Head and neck (H&N) cancer occurrences are common and radiation therapy is an essential treatment arm. The annual incidence of head and neck cancers worldwide is more than 550,000 cases with around 300,000 deaths each year. The dose regimen in H&N cancer is 70Gy delivered during the course of 35 daily fractions at 2Gy/fraction. Historically, H&N cancers were treated using 3D conformal radiation therapy (3DCRT), which utilizes conservatively large fields, defined clinically base on anatomical knowledge and are less susceptible to errors resulting from repositioning uncertainties and anatomical changes during the course of therapy. The downside of 3DCRT are toxicities of normal tissues surrounding the cancer. The primary organs at risk (OARs) in H&N cancers are the parotids. One of the most common and serious side effect of H&N cancer treated with 3DCRT is the loss of salivary function. Currently, intensity modulated radiation therapy (IMRT) is the standard treatment modality for H&N cancers. While IMRT can reduce side effects seen with 3DCRT, there are persisting challenges with this treatment technique. The primary disease area may be the nasopharynx, oropharynx, tonsil(s), larynx, tongue, sinus or other organs, but the treatment area may extend to the neck lymphatic chain all the way down to the supraclavicular level. Daily repositioning variations are observed consistently due to the flexible nature of the cervical vertebrae. Archived computed tomography (CBCT) images show clearly the variability in cervical spine position in every treatment session; in some patients more pronounced than others. Incorrect daily repositioning of the patient could result in marginal miss of the planning target volumes (PTVs) which may lead to a less than optimal therapy outcome.

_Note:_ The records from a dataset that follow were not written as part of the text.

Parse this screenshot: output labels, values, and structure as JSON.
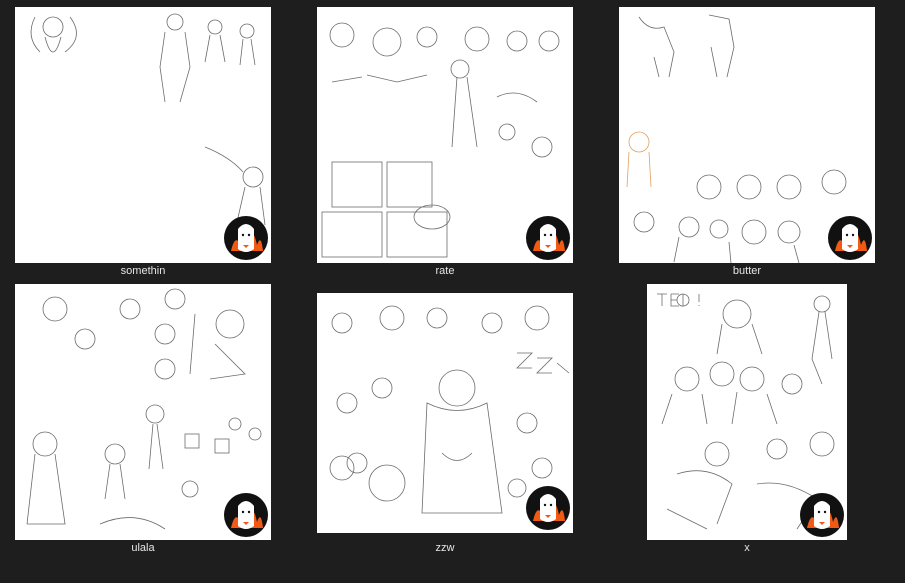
{
  "files": [
    {
      "name": "somethin"
    },
    {
      "name": "rate"
    },
    {
      "name": "butter"
    },
    {
      "name": "ulala"
    },
    {
      "name": "zzw"
    },
    {
      "name": "x"
    }
  ],
  "colors": {
    "background": "#1e1e1e",
    "thumb": "#ffffff",
    "sketch_line": "#6b6b6b",
    "badge_black": "#111111",
    "badge_orange": "#f05a14",
    "caption": "#e6e6e6"
  },
  "badge_icon": "alpaca-flame-logo-icon"
}
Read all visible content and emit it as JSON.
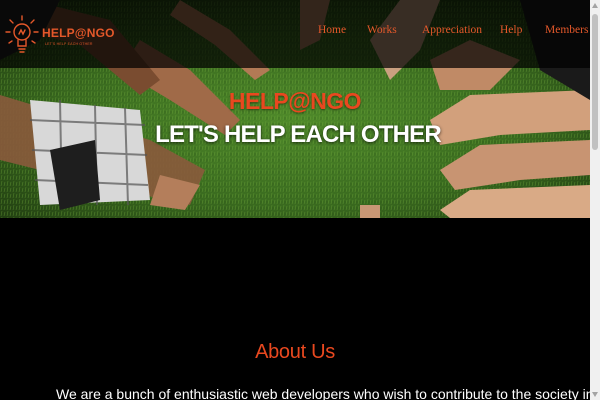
{
  "brand": {
    "name": "HELP@NGO",
    "tagline": "LET'S HELP EACH OTHER",
    "accent_color": "#e4582a"
  },
  "nav": {
    "items": [
      {
        "label": "Home"
      },
      {
        "label": "Works"
      },
      {
        "label": "Appreciation"
      },
      {
        "label": "Help"
      },
      {
        "label": "Members"
      }
    ]
  },
  "hero": {
    "title": "HELP@NGO",
    "subtitle": "LET'S HELP EACH OTHER",
    "image_description_icon": "hands-and-feet-circle-on-grass-image"
  },
  "about": {
    "title": "About Us",
    "text": "We are a bunch of enthusiastic web developers who wish to contribute to the society in our own way. Through"
  }
}
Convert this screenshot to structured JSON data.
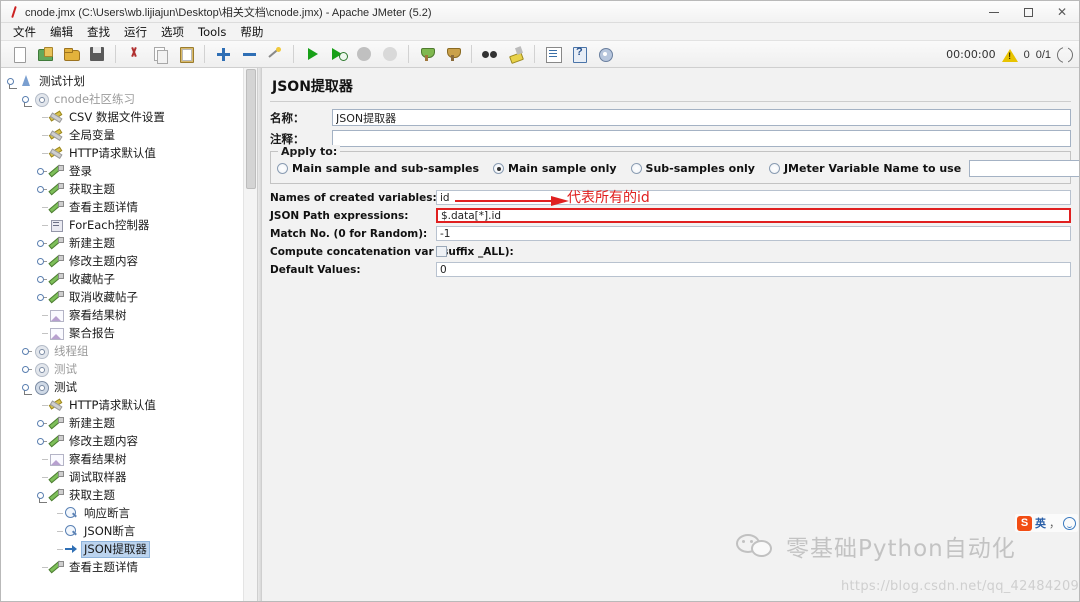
{
  "window": {
    "title": "cnode.jmx (C:\\Users\\wb.lijiajun\\Desktop\\相关文档\\cnode.jmx) - Apache JMeter (5.2)",
    "minimize_label": "Minimize",
    "maximize_label": "Maximize",
    "close_label": "Close"
  },
  "menubar": {
    "items": [
      {
        "label": "文件"
      },
      {
        "label": "编辑"
      },
      {
        "label": "查找"
      },
      {
        "label": "运行"
      },
      {
        "label": "选项"
      },
      {
        "label": "Tools"
      },
      {
        "label": "帮助"
      }
    ]
  },
  "toolbar": {
    "buttons": [
      {
        "name": "new-icon",
        "title": "新建"
      },
      {
        "name": "templates-icon",
        "title": "模板"
      },
      {
        "name": "open-icon",
        "title": "打开"
      },
      {
        "name": "save-icon",
        "title": "保存"
      },
      {
        "name": "cut-icon",
        "title": "剪切"
      },
      {
        "name": "copy-icon",
        "title": "复制"
      },
      {
        "name": "paste-icon",
        "title": "粘贴"
      },
      {
        "name": "expand-all-icon",
        "title": "展开全部"
      },
      {
        "name": "collapse-all-icon",
        "title": "收起全部"
      },
      {
        "name": "toggle-icon",
        "title": "启用/禁用"
      },
      {
        "name": "start-icon",
        "title": "启动"
      },
      {
        "name": "start-no-pauses-icon",
        "title": "无间隔启动"
      },
      {
        "name": "stop-icon",
        "title": "停止"
      },
      {
        "name": "shutdown-icon",
        "title": "关闭"
      },
      {
        "name": "clear-icon",
        "title": "清除"
      },
      {
        "name": "clear-all-icon",
        "title": "清除全部"
      },
      {
        "name": "search-icon",
        "title": "查找"
      },
      {
        "name": "reset-search-icon",
        "title": "重置查找"
      },
      {
        "name": "function-helper-icon",
        "title": "函数助手"
      },
      {
        "name": "help-icon",
        "title": "帮助"
      },
      {
        "name": "undo-redo-icon",
        "title": "选项"
      }
    ],
    "status": {
      "elapsed": "00:00:00",
      "warnings": "0",
      "threads": "0/1"
    }
  },
  "tree": {
    "nodes": [
      {
        "label": "测试计划",
        "indent": 0,
        "icon": "plan-icon",
        "handle": "expanded",
        "dim": false,
        "selected": false
      },
      {
        "label": "cnode社区练习",
        "indent": 1,
        "icon": "gear-icon",
        "handle": "expanded",
        "dim": true,
        "selected": false
      },
      {
        "label": "CSV 数据文件设置",
        "indent": 2,
        "icon": "config-icon",
        "handle": "leaf",
        "dim": false,
        "selected": false
      },
      {
        "label": "全局变量",
        "indent": 2,
        "icon": "config-icon",
        "handle": "leaf",
        "dim": false,
        "selected": false
      },
      {
        "label": "HTTP请求默认值",
        "indent": 2,
        "icon": "config-icon",
        "handle": "leaf",
        "dim": false,
        "selected": false
      },
      {
        "label": "登录",
        "indent": 2,
        "icon": "sampler-icon",
        "handle": "collapsed",
        "dim": false,
        "selected": false
      },
      {
        "label": "获取主题",
        "indent": 2,
        "icon": "sampler-icon",
        "handle": "collapsed",
        "dim": false,
        "selected": false
      },
      {
        "label": "查看主题详情",
        "indent": 2,
        "icon": "sampler-icon",
        "handle": "leaf",
        "dim": false,
        "selected": false
      },
      {
        "label": "ForEach控制器",
        "indent": 2,
        "icon": "controller-icon",
        "handle": "leaf",
        "dim": false,
        "selected": false
      },
      {
        "label": "新建主题",
        "indent": 2,
        "icon": "sampler-icon",
        "handle": "collapsed",
        "dim": false,
        "selected": false
      },
      {
        "label": "修改主题内容",
        "indent": 2,
        "icon": "sampler-icon",
        "handle": "collapsed",
        "dim": false,
        "selected": false
      },
      {
        "label": "收藏帖子",
        "indent": 2,
        "icon": "sampler-icon",
        "handle": "collapsed",
        "dim": false,
        "selected": false
      },
      {
        "label": "取消收藏帖子",
        "indent": 2,
        "icon": "sampler-icon",
        "handle": "collapsed",
        "dim": false,
        "selected": false
      },
      {
        "label": "察看结果树",
        "indent": 2,
        "icon": "listener-icon",
        "handle": "leaf",
        "dim": false,
        "selected": false
      },
      {
        "label": "聚合报告",
        "indent": 2,
        "icon": "listener-icon",
        "handle": "leaf",
        "dim": false,
        "selected": false
      },
      {
        "label": "线程组",
        "indent": 1,
        "icon": "gear-icon",
        "handle": "collapsed",
        "dim": true,
        "selected": false
      },
      {
        "label": "测试",
        "indent": 1,
        "icon": "gear-icon",
        "handle": "collapsed",
        "dim": true,
        "selected": false
      },
      {
        "label": "测试",
        "indent": 1,
        "icon": "gear-icon",
        "handle": "expanded",
        "dim": false,
        "selected": false
      },
      {
        "label": "HTTP请求默认值",
        "indent": 2,
        "icon": "config-icon",
        "handle": "leaf",
        "dim": false,
        "selected": false
      },
      {
        "label": "新建主题",
        "indent": 2,
        "icon": "sampler-icon",
        "handle": "collapsed",
        "dim": false,
        "selected": false
      },
      {
        "label": "修改主题内容",
        "indent": 2,
        "icon": "sampler-icon",
        "handle": "collapsed",
        "dim": false,
        "selected": false
      },
      {
        "label": "察看结果树",
        "indent": 2,
        "icon": "listener-icon",
        "handle": "leaf",
        "dim": false,
        "selected": false
      },
      {
        "label": "调试取样器",
        "indent": 2,
        "icon": "sampler-icon",
        "handle": "leaf",
        "dim": false,
        "selected": false
      },
      {
        "label": "获取主题",
        "indent": 2,
        "icon": "sampler-icon",
        "handle": "expanded",
        "dim": false,
        "selected": false
      },
      {
        "label": "响应断言",
        "indent": 3,
        "icon": "assertion-icon",
        "handle": "leaf",
        "dim": false,
        "selected": false
      },
      {
        "label": "JSON断言",
        "indent": 3,
        "icon": "assertion-icon",
        "handle": "leaf",
        "dim": false,
        "selected": false
      },
      {
        "label": "JSON提取器",
        "indent": 3,
        "icon": "extractor-icon",
        "handle": "leaf",
        "dim": false,
        "selected": true
      },
      {
        "label": "查看主题详情",
        "indent": 2,
        "icon": "sampler-icon",
        "handle": "leaf",
        "dim": false,
        "selected": false
      }
    ]
  },
  "panel": {
    "title": "JSON提取器",
    "name_label": "名称：",
    "name_value": "JSON提取器",
    "comment_label": "注释：",
    "comment_value": "",
    "apply_to": {
      "legend": "Apply to:",
      "options": [
        {
          "label": "Main sample and sub-samples",
          "selected": false
        },
        {
          "label": "Main sample only",
          "selected": true
        },
        {
          "label": "Sub-samples only",
          "selected": false
        },
        {
          "label": "JMeter Variable Name to use",
          "selected": false
        }
      ],
      "variable_value": ""
    },
    "fields": [
      {
        "label": "Names of created variables:",
        "value": "id",
        "type": "text",
        "highlight": false
      },
      {
        "label": "JSON Path expressions:",
        "value": "$.data[*].id",
        "type": "text",
        "highlight": true
      },
      {
        "label": "Match No. (0 for Random):",
        "value": "-1",
        "type": "text",
        "highlight": false
      },
      {
        "label": "Compute concatenation var (suffix _ALL):",
        "value": "",
        "type": "checkbox",
        "highlight": false
      },
      {
        "label": "Default Values:",
        "value": "0",
        "type": "text",
        "highlight": false
      }
    ],
    "annotation": {
      "text": "代表所有的id",
      "color": "#e02020"
    }
  },
  "watermark": {
    "brand": "零基础Python自动化",
    "url": "https://blog.csdn.net/qq_42484209"
  },
  "ime": {
    "logo": "S",
    "mode": "英",
    "separator": "，",
    "emoji_label": "emoji"
  }
}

The potential benefits of this technology include:
- Minimize repositioning errors of the cervical vertebrae during radiation therapy
- Minimize damage to organs at risk (OARs) during radiation therapy
- Minimize inaccuracies in clinical target volumes (CTVs) in radiation therapy
This technology has potential application for intensity modulated radiation therapy used to treat head and neck (H&N) cancers.